Holiday economics go beyond holidays

Wednesday’s commemoration of the 41st anniversary of the brutal assassination of then-opposition leader Sen. Benigno “Ninoy” S. Aquino Jr. at the tarmac of the Manila International Airport, now named after him to honor his martyrdom, was almost scuttled as President Ferdinand Marcos Jr. issued Proclamation No. 665, which moved the observance of Ninoy Aquino Day to Aug. 23.

It somehow resembles a black-and-white scene. A Marcos doing away with the official state recognition of the killing of an Aquino, in the hands of agents of the elder Marcos, can speak for itself. But there is more to the proclamation and to the double-murder of Aug. 21, 1983 than the intrinsic feud between the two political clans.

Civil society leaders and organizations were correct in foregrounding the fact that the proclamation was another sinister move toward historical erasure. It is distortion par excellence.

The grand plan of befuddling the public about Martial Law histories does not come as a blitzkrieg. It comes with small cuts, with seemingly ‘benign’ actions like the sudden switch of holidays or attempts to extirpate an airport’s name.

But the actual reason behind the entire blueprint of toying with historical facts must be unfurled. The Marcos Jr. government strives to exonerate the dictator Ferdinand Marcos Sr. and his family, associates, and cronies from their crimes against the Filipino nation. It hopes to escape punishment for the shadow of abuses that marred Martial Law and the 20-year despotic regime of the president’s own patriarch.

To cast it in stone: From the official findings of the Agrava Fact-finding Board, formed by Marcos Sr. himself through Presidential Decree 1886 in October 1983, and the jurisprudence of Sandiganbayan (in 1990) and Supreme Court (in 2005), it is clear that the Marcos Sr. dictatorship had the clearest form of culpability for the Aquino assassination. 

No less than the dictator’s so-called berdugo, Gen. Fabian C. Ver was implicated for Ninoy’s murder. He escaped imprisonment and possible indictment by threadbare, when he died in November 1998, a little while after the Estrada administration announced that he would face the music if he steps foot in the Philippines after years of exile.

The motive is clear. It is not just a way of getting back at their political archrival, it is a maneuver to continue confusing the public about the truth surrounding the Aquino-Galman double-murder 41 years ago to evade accountability. The whitewashing plods on with the unwarranted contravention of basic historical truths.

President Marcos Jr. did this already with the special nonworking holiday on Feb. 25, which commemorates his father’s fall from grace through the 1986 EDSA uprising. This year, it was successful in the utter obliteration of the EDSA 1 holiday. It will not be that quick for Aug. 21 because it was promulgated through Republic Act 9256, but the regime will not waver in its endeavors, subtle or otherwise, to eradicate all memorials and symbols that evoke dark memories under the Marcos dictatorship.

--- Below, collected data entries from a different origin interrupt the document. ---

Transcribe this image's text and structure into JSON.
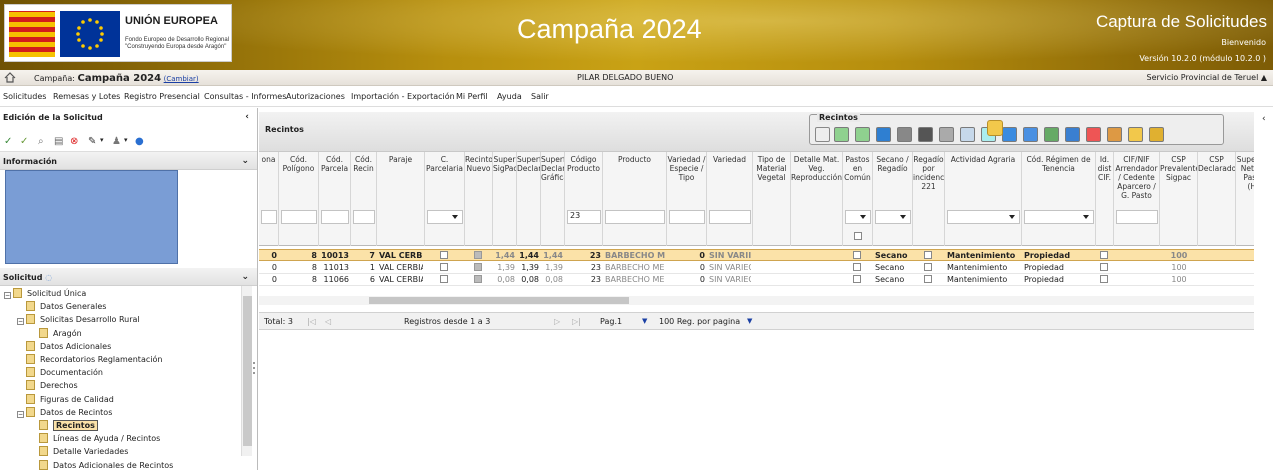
{
  "header": {
    "eu_title": "UNIÓN EUROPEA",
    "eu_subtitle_1": "Fondo Europeo de Desarrollo Regional",
    "eu_subtitle_2": "\"Construyendo Europa desde Aragón\"",
    "campaign_title": "Campaña 2024",
    "app_title": "Captura de Solicitudes",
    "welcome": "Bienvenido",
    "version": "Versión 10.2.0 (módulo 10.2.0 )"
  },
  "infobar": {
    "campaign_label": "Campaña: ",
    "campaign_value": "Campaña 2024",
    "change_link": "(Cambiar)",
    "user": "PILAR DELGADO BUENO",
    "service": "Servicio Provincial de Teruel"
  },
  "menu": [
    "Solicitudes",
    "Remesas y Lotes",
    "Registro Presencial",
    "Consultas - Informes",
    "Autorizaciones",
    "Importación - Exportación",
    "Mi Perfil",
    "Ayuda",
    "Salir"
  ],
  "left": {
    "edit_title": "Edición de la Solicitud",
    "info_title": "Información",
    "request_title": "Solicitud",
    "tree": [
      {
        "label": "Solicitud Única",
        "level": 0,
        "pm": "-"
      },
      {
        "label": "Datos Generales",
        "level": 1,
        "pm": ""
      },
      {
        "label": "Solicitas Desarrollo Rural",
        "level": 1,
        "pm": "-"
      },
      {
        "label": "Aragón",
        "level": 2,
        "pm": ""
      },
      {
        "label": "Datos Adicionales",
        "level": 1,
        "pm": ""
      },
      {
        "label": "Recordatorios Reglamentación",
        "level": 1,
        "pm": ""
      },
      {
        "label": "Documentación",
        "level": 1,
        "pm": ""
      },
      {
        "label": "Derechos",
        "level": 1,
        "pm": ""
      },
      {
        "label": "Figuras de Calidad",
        "level": 1,
        "pm": ""
      },
      {
        "label": "Datos de Recintos",
        "level": 1,
        "pm": "-"
      },
      {
        "label": "Recintos",
        "level": 2,
        "pm": "",
        "selected": true
      },
      {
        "label": "Líneas de Ayuda / Recintos",
        "level": 2,
        "pm": ""
      },
      {
        "label": "Detalle Variedades",
        "level": 2,
        "pm": ""
      },
      {
        "label": "Datos Adicionales de Recintos",
        "level": 2,
        "pm": ""
      }
    ]
  },
  "recintos": {
    "title": "Recintos",
    "toolbox_label": "Recintos"
  },
  "grid": {
    "headers": [
      "ona",
      "Cód. Polígono",
      "Cód. Parcela",
      "Cód. Recin",
      "Paraje",
      "C. Parcelaria",
      "Recinto Nuevo",
      "Super SigPac",
      "Superf Declar",
      "Superf Declar Gráfica",
      "Código Producto",
      "Producto",
      "Variedad / Especie / Tipo",
      "Variedad",
      "Tipo de Material Vegetal",
      "Detalle Mat. Veg. Reproducción",
      "Pastos en Común",
      "Secano / Regadío",
      "Regadío por incidencia 221",
      "Actividad Agraria",
      "Cód. Régimen de Tenencia",
      "Id. dist CIF.",
      "CIF/NIF Arrendador / Cedente Aparcero / G. Pasto",
      "CSP Prevalente Sigpac",
      "CSP Declarado",
      "Superficie Neta de Pastos (Ha)"
    ],
    "filter_product": "23",
    "rows": [
      {
        "zona": "0",
        "poligono": "8",
        "parcela": "10013",
        "recinto": "7",
        "paraje": "VAL CERBIA",
        "sigpac": "1,44",
        "declar": "1,44",
        "grafica": "1,44",
        "cod": "23",
        "producto": "BARBECHO ME",
        "var_code": "0",
        "variedad": "SIN VARII",
        "secano": "Secano",
        "actividad": "Mantenimiento",
        "tenencia": "Propiedad",
        "csp": "100"
      },
      {
        "zona": "0",
        "poligono": "8",
        "parcela": "11013",
        "recinto": "1",
        "paraje": "VAL CERBIAN",
        "sigpac": "1,39",
        "declar": "1,39",
        "grafica": "1,39",
        "cod": "23",
        "producto": "BARBECHO MED",
        "var_code": "0",
        "variedad": "SIN VARIEC",
        "secano": "Secano",
        "actividad": "Mantenimiento",
        "tenencia": "Propiedad",
        "csp": "100"
      },
      {
        "zona": "0",
        "poligono": "8",
        "parcela": "11066",
        "recinto": "6",
        "paraje": "VAL CERBIAN",
        "sigpac": "0,08",
        "declar": "0,08",
        "grafica": "0,08",
        "cod": "23",
        "producto": "BARBECHO MED",
        "var_code": "0",
        "variedad": "SIN VARIEC",
        "secano": "Secano",
        "actividad": "Mantenimiento",
        "tenencia": "Propiedad",
        "csp": "100"
      }
    ]
  },
  "pager": {
    "total": "Total: 3",
    "range": "Registros desde 1 a 3",
    "page": "Pag.1",
    "per_page": "100 Reg. por pagina"
  }
}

Yet the government has seemingly discovered a magic euphemism to conceal the real motive behind these actions: “holiday economics.” The height of irony—the same president who proclaimed Aug. 21 as the holiday to honor Ninoy was also the chief executive who introduced this very concept.

Boosting local tourism and domestic economy is not mutually exclusive with the recognition and preservation of historical memories; more often than not, these two go hand in hand. Historical and cultural preservation are surefire ways of encouraging local and foreign tourists to visit one’s country. Has this idea not come across the minds of the technocrats and other officials who work under this administration?

At the surface level, it might seem logical to move holidays to achieve longer weekends. Yet it offers a false cover.

Aside from historical contradictions, it also presents more pragmatic conversations. How about, for example, ensuring worker’s benefits during holidays? What about the personal plans that were already laid out before the sudden changes in official calendars? 

Not to mention that, while moving holidays is not a violation of statutes, doing it less than six months before the actual date is flagrantly illegal. Rep. Edcel C. Lagman was in a good place to call that out. 

Historical dates and holidays should not be altered on a mere Malacañang whim.

This year’s commemorations, both from government agencies and from civil society, proved that no official act or issuance from the Office of the President could dampen the fervor innate in observing this historical episode.

August 21 in the years before 2004 were not declared as holidays, but the people came out in astounding numbers, from tens of thousands to a million (in 1984), to memorialize Ninoy Aquino’s martyrdom. Last Wednesday’s activities reaffirmed that.

If the second Marcos administration is fervently bent on offering longer leeway for the Filipino working class, perhaps it must stop tinkering with historical dates and instead focus on striving to achieve a tangible economic roadmap that would provide ordinary citizens with a real and not contrived sense of holiday feeling.

Moving Aug. 21, with all its historical value and baggage, or exhorting people in bad faith to “move on” from horrid pages in its collective past will not deliver genuine holiday economics. Good governance and an equitable economic order will.